Prom płynący między stolicami Norwegii i Danii ostatecznie zacumował w Kopenhadze w czwartek po tym, jak około 900 pasażerów spędziło noc na pokładzie statku, który zaparkował w cieśninie Øresund, bezpośrednio pomiędzy Danią a południową Szwecją. W środę pogoda uniemożliwiła dopłynięcie statku Crown Seaways do portu w Kopenhadze.
W Niemczech ulewne deszcze powróciły na obszary, które w ciągu ostatnich dwóch tygodni były świadkami ciągłych powodzi. W czwartek kanclerz Olaf Scholz planuje złożyć drugą w tym tygodniu wizytę, aby dokonać inspekcji tamy i zakładu napełniania worków z piaskiem we wschodnim mieście Sangerhausen.
Po kilku dniach deszczu i rosnącego poziomu wody w czwartek zatopione zostało kilka miast w północnej Francji. W ostatnich dniach ewakuowano setki osób. Region nawiedziły także powodzie w listopadzie i grudniu, a niektóre miasta jeszcze się nie podniosły. W czwartek ministrowie rządu udają się do regionu.
Rząd nisko położonej Holandii, która również boryka się ze wzrostem poziomu wody w rzekach i jeziorach, oznajmił, że wyśle pompy do Francji, aby pomóc jej uporać się z powszechnymi powodziami.

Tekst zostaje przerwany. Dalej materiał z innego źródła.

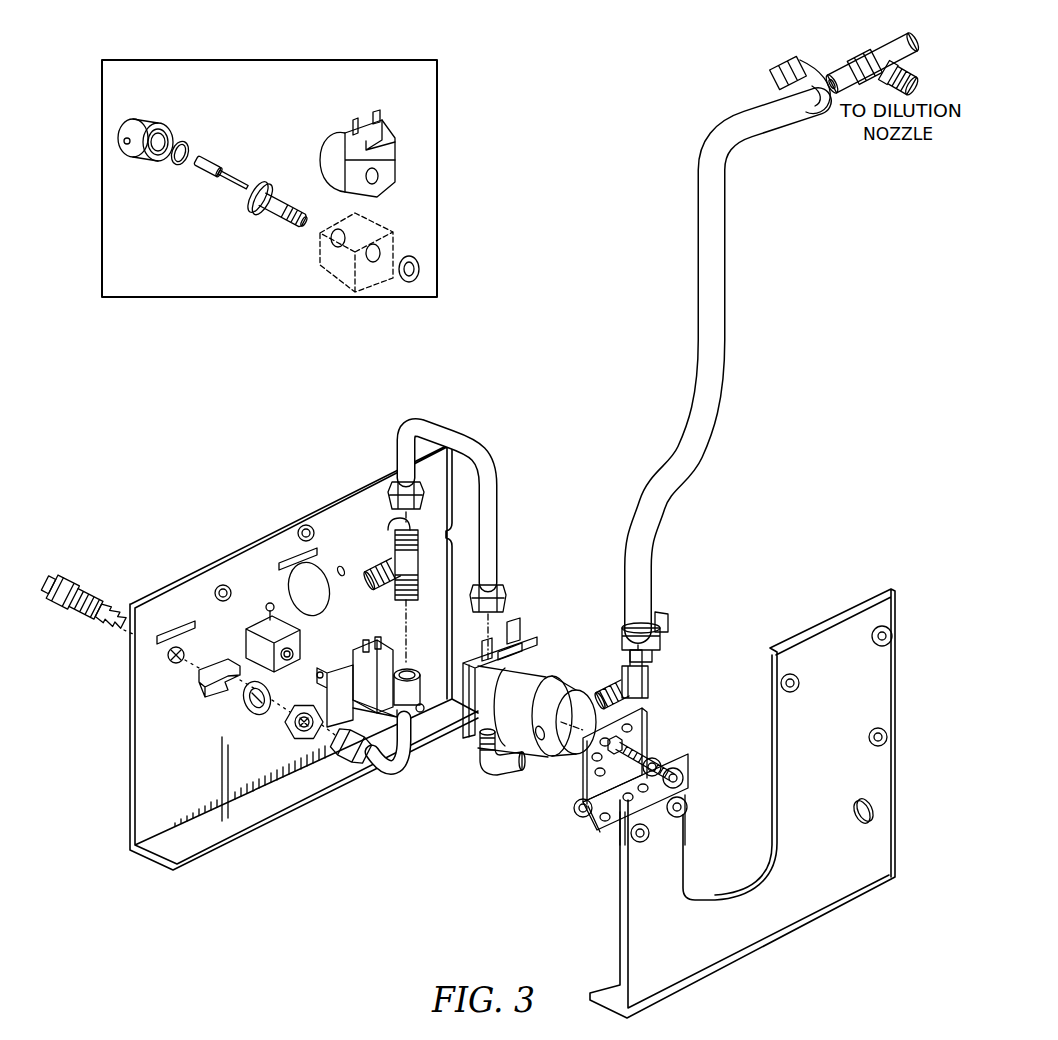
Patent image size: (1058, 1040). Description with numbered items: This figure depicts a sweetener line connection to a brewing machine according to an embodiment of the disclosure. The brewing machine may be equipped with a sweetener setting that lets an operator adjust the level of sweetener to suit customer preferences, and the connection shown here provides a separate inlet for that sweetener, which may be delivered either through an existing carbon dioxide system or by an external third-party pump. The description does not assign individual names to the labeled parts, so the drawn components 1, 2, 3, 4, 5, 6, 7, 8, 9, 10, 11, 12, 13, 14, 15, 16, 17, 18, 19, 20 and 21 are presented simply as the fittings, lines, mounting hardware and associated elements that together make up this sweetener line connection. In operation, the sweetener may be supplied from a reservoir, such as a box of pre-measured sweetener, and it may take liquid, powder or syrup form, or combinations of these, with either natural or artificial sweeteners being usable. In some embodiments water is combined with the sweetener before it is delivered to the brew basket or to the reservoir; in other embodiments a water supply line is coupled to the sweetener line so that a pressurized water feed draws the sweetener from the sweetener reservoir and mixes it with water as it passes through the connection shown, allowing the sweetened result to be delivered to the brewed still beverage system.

The inlet fitting 1 is at (70, 583).
The washer 2 is at (240, 707).
The nut 3 is at (288, 730).
The tube 4 is at (407, 773).
The elbow fitting 5 is at (648, 690).
The solenoid valve 6 is at (567, 752).
The cap 7 is at (160, 112).
The seal 8 is at (190, 143).
The solenoid coil 9 is at (322, 147).
The plunger 10 is at (258, 205).
The mounting plate 11 is at (643, 727).
The elbow fitting 12 is at (487, 773).
The tube 13 is at (397, 433).
The tee fitting 14 is at (378, 567).
The flow switch 15 is at (268, 628).
The solenoid valve 16 is at (415, 752).
The hose 17 is at (726, 288).
The elbow fitting 18 is at (783, 68).
The tee fitting 19 is at (867, 52).
The slot 20 is at (287, 557).
The slot 21 is at (162, 637).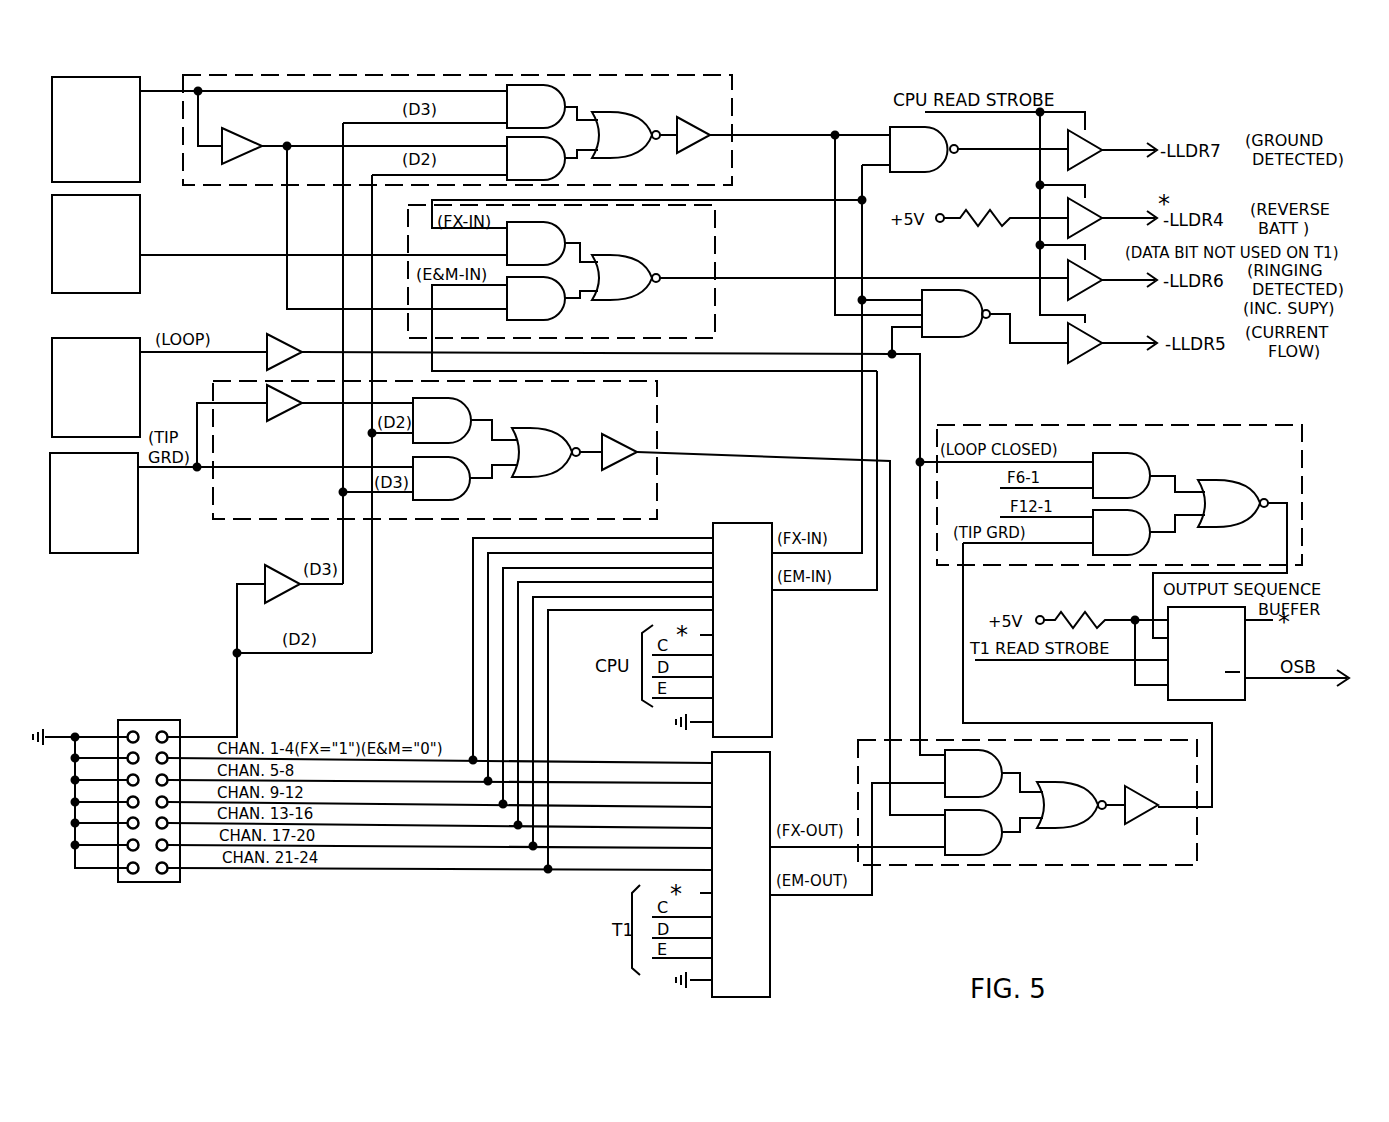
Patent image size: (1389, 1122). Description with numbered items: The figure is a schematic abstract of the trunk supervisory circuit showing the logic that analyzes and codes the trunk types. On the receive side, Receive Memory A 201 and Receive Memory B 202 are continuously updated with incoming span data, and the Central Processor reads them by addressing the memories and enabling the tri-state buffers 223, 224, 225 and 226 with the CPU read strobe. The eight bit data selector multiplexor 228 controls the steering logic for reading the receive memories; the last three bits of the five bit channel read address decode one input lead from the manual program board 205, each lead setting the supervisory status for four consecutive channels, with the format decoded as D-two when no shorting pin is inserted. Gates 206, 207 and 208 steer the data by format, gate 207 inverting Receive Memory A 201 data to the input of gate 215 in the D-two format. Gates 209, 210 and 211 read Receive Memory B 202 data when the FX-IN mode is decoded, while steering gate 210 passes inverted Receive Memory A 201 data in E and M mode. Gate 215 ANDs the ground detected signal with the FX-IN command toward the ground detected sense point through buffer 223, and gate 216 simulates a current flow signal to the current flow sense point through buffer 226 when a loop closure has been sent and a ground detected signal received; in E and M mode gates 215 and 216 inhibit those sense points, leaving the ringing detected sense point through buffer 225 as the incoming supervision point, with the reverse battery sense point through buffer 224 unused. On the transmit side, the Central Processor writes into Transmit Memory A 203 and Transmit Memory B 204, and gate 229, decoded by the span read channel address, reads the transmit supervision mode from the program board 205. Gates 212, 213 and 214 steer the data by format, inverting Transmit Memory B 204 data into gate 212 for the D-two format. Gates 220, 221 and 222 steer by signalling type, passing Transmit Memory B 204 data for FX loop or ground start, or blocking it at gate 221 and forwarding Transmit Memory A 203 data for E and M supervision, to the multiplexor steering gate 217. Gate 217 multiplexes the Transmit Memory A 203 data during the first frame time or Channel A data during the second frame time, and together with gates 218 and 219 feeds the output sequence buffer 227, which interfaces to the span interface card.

The Receive Memory A 201 is at (140, 140).
The Receive Memory B 202 is at (140, 222).
The Transmit Memory A 203 is at (140, 380).
The Transmit Memory B 204 is at (138, 535).
The manual program board 205 is at (140, 718).
The gate 206 is at (566, 89).
The gate 207 is at (562, 172).
The gate 208 is at (626, 158).
The gate 209 is at (560, 226).
The steering gate 210 is at (560, 316).
The gate 211 is at (626, 256).
The gate 212 is at (462, 401).
The gate 213 is at (462, 496).
The gate 214 is at (538, 428).
The gate 215 is at (940, 168).
The gate 216 is at (950, 335).
The multiplexor steering gate 217 is at (1130, 453).
The gate 218 is at (1148, 548).
The gate 219 is at (1218, 478).
The gate 220 is at (998, 754).
The gate 221 is at (998, 850).
The gate 222 is at (1068, 780).
The tri-state buffer 223 is at (1092, 164).
The tri-state buffer 224 is at (1092, 232).
The tri-state buffer 225 is at (1092, 294).
The tri-state buffer 226 is at (1092, 357).
The output sequence buffer 227 is at (1247, 696).
The eight bit data selector multiplexor 228 is at (772, 618).
The gate 229 is at (770, 762).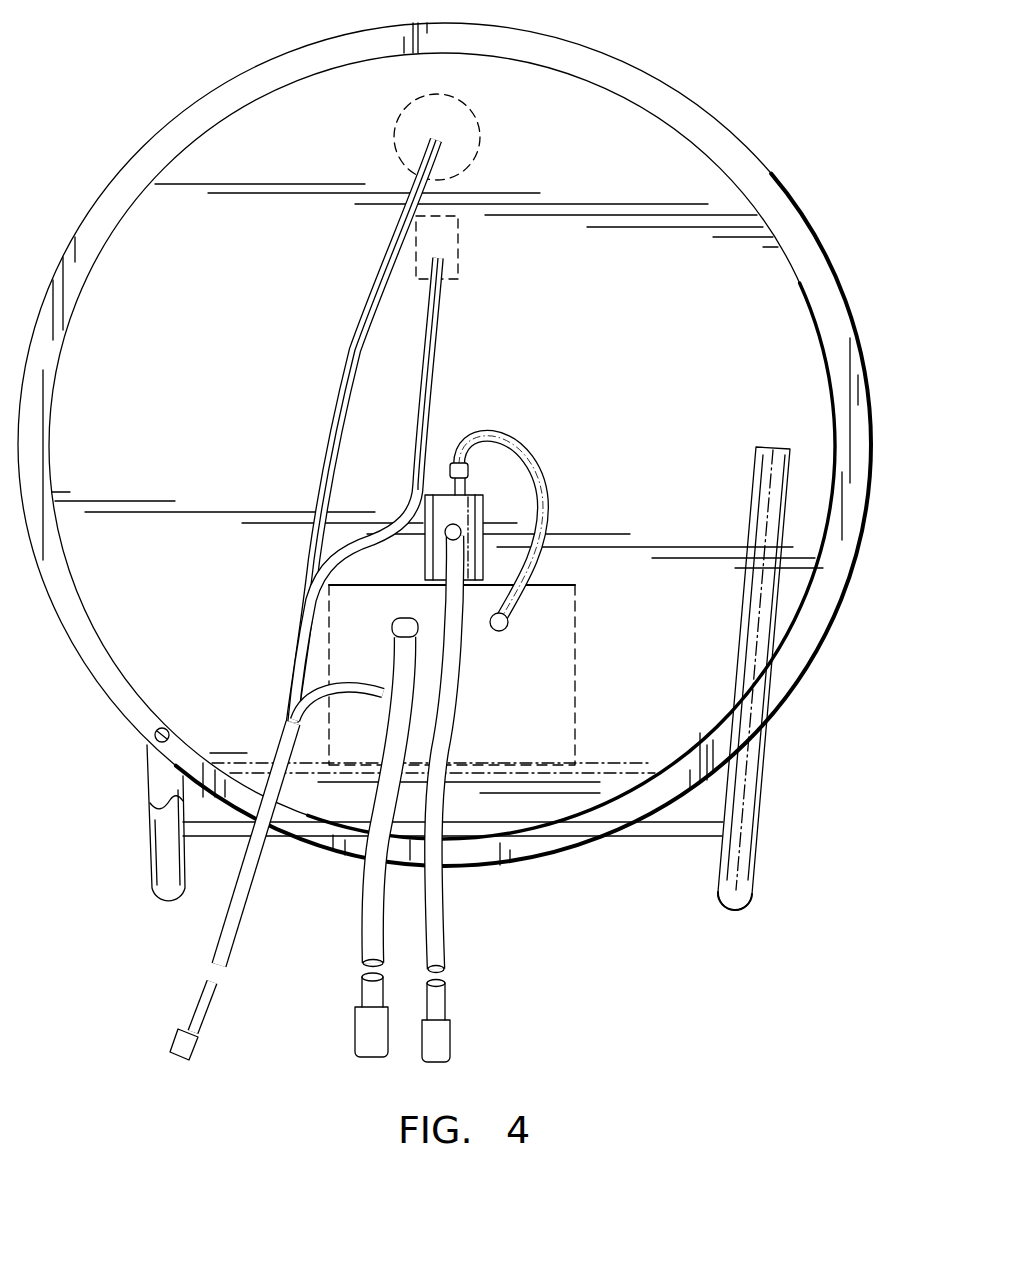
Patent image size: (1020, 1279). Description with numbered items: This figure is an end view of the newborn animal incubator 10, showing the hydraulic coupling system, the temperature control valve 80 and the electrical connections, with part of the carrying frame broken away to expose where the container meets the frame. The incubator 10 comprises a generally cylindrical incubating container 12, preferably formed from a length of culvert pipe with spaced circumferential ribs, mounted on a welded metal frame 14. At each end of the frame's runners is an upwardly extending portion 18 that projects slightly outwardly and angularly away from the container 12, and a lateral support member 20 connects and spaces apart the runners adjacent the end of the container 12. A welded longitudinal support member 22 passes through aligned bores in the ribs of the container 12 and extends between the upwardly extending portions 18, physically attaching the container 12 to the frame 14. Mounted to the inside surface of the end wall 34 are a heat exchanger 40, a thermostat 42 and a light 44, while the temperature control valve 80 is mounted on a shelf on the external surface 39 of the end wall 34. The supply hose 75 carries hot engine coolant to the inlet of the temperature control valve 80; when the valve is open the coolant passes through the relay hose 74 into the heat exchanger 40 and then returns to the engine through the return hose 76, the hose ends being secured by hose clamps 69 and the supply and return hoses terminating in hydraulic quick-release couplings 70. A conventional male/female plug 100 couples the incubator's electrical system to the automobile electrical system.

„Ostatnio padały ulewne deszcze, co oznacza, że woda we Francji nie może już prawidłowo odprowadzać wody. W wielu miejscach rzeki wystąpiły już z brzegów. Dlatego tak ważne jest, abyśmy pomagali sobie nawzajem” – powiedział w swoim wystąpieniu Minister Infrastruktury i Wody Mark Harper. oświadczenie: Pozbądź się wody tak szybko, jak to możliwe.
Holenderskie pompy awaryjne mogą przepompować 5 milionów litrów (1,3 miliona galonów) wody na godzinę.
____
Współpracownicy prasowi Angela Charlton w Paryżu, Geir Molson w Berlinie, Mike Corder w Amsterdamie i Gary Tanner w Helsinkach wnieśli swój wkład w powstanie tego raportu.